Eliminating exposure entirely is the most effective approach. For some workers, this means moving to a different role within the same company, one that keeps them away from flour dust. For others, it means leaving bakery work altogether. The longer you continue working in high-exposure conditions after developing sensitization, the more likely the condition is to become chronic and harder to reverse.

When complete avoidance isn’t possible, workplace controls can help. These include improved ventilation systems, enclosed mixing equipment, dust extraction at the point where flour is handled, and proper respiratory protective equipment. NIOSH recommends keeping grain dust exposure below 4 mg per cubic meter of air as a time-weighted average over a work shift, which is stricter than the general OSHA limit of 10 mg per cubic meter.

On the medical side, treatment follows the same stepwise approach used for other forms of asthma: inhaled medications that open the airways and reduce inflammation, adjusted based on how well your symptoms are controlled. If you smoke, quitting is especially important, as smoking makes asthma harder to manage. Annual flu vaccines and pneumococcal vaccination are also recommended, since respiratory infections can worsen the condition. An individualized management plan, developed with a pulmonary or occupational medicine specialist, gives the best outcomes.

Long-Term Outlook

Workers who are diagnosed early and removed from flour dust exposure have the best chance of full or near-full recovery. Studies consistently show that continued exposure after sensitization leads to worsening lung function over time, and some workers develop persistent asthma that doesn’t fully resolve even after leaving the bakery environment.
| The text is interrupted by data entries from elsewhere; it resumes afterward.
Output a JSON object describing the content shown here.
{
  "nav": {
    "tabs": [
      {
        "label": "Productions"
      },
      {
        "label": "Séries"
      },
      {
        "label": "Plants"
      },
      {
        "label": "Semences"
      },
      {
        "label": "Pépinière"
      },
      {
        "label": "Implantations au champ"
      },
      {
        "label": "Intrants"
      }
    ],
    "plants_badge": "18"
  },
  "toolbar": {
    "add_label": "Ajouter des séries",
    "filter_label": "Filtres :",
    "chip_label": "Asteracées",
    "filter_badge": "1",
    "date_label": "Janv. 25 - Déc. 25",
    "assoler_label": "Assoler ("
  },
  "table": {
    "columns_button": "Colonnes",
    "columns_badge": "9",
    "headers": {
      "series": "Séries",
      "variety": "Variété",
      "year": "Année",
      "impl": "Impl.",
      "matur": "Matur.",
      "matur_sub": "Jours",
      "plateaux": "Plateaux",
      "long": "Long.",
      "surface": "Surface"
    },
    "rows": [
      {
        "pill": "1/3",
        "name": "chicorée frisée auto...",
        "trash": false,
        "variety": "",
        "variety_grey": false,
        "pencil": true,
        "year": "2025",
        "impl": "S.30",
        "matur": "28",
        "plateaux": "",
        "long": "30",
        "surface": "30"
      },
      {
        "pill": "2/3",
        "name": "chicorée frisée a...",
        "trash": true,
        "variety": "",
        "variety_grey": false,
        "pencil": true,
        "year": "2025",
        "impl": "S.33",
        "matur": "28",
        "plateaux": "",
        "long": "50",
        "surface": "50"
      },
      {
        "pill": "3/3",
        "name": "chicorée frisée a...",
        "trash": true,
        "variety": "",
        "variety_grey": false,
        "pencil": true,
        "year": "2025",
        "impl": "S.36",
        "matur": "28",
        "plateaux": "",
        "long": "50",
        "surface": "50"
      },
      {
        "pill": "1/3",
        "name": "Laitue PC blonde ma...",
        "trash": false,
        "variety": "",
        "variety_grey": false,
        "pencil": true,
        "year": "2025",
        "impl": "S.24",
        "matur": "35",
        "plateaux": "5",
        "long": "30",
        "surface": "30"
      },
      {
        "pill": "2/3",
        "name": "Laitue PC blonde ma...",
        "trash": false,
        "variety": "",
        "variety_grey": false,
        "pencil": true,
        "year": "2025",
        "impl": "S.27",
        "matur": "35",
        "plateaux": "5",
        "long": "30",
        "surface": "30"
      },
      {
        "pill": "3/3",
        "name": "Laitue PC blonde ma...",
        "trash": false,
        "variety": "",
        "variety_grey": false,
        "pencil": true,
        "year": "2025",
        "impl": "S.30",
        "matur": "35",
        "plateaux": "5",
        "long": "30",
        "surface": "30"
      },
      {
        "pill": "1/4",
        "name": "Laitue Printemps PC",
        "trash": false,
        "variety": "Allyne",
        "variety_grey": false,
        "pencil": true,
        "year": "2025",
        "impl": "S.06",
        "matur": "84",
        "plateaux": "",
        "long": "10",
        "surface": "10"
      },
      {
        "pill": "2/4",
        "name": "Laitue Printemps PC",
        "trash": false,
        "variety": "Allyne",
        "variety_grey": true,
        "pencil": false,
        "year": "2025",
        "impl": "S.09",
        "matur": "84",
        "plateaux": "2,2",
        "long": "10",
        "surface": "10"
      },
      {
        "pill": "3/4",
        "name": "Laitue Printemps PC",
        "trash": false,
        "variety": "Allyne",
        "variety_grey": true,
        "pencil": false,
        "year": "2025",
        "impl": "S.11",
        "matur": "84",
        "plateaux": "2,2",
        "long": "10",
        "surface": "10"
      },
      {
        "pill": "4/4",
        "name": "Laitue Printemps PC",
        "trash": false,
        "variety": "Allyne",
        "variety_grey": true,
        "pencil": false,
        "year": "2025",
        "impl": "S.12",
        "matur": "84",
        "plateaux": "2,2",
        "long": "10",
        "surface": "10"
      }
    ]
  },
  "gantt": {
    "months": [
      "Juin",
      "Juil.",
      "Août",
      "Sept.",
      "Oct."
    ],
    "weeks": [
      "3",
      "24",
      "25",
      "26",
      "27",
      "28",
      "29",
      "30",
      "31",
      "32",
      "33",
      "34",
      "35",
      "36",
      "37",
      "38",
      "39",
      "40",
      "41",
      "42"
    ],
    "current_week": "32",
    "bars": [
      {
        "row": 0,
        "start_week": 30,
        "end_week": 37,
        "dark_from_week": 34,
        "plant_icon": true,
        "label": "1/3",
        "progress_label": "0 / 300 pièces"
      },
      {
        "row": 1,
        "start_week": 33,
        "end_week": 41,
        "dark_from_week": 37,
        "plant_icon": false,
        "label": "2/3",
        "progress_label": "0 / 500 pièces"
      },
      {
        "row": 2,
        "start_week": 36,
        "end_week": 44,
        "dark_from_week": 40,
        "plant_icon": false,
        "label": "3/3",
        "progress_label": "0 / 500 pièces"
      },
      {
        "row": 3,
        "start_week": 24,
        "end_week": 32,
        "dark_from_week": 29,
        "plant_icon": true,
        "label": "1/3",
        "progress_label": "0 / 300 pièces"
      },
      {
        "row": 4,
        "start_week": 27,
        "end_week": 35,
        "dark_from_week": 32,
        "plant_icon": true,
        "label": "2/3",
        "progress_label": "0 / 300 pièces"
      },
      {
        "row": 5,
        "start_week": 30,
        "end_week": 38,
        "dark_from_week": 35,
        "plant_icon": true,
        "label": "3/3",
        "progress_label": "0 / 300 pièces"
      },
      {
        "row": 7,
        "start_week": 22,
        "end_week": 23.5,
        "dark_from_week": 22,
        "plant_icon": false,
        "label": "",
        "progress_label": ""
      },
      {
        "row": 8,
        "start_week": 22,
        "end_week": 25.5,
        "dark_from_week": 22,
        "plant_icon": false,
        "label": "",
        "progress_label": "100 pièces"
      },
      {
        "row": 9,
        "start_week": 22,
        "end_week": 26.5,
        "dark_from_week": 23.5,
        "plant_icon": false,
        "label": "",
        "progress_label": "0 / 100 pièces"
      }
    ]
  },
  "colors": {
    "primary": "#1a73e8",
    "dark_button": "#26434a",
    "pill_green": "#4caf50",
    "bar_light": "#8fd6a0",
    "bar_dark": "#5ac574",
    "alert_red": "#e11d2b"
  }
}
The critical factor is timing. If you notice that nasal congestion, sneezing, or mild wheezing tracks with your work schedule, getting evaluated sooner rather than later preserves more of your lung function. Baker’s lung is a recognized occupational disease in most countries, which means affected workers may be eligible for compensation, job reassignment, or workplace accommodations depending on local labor regulations.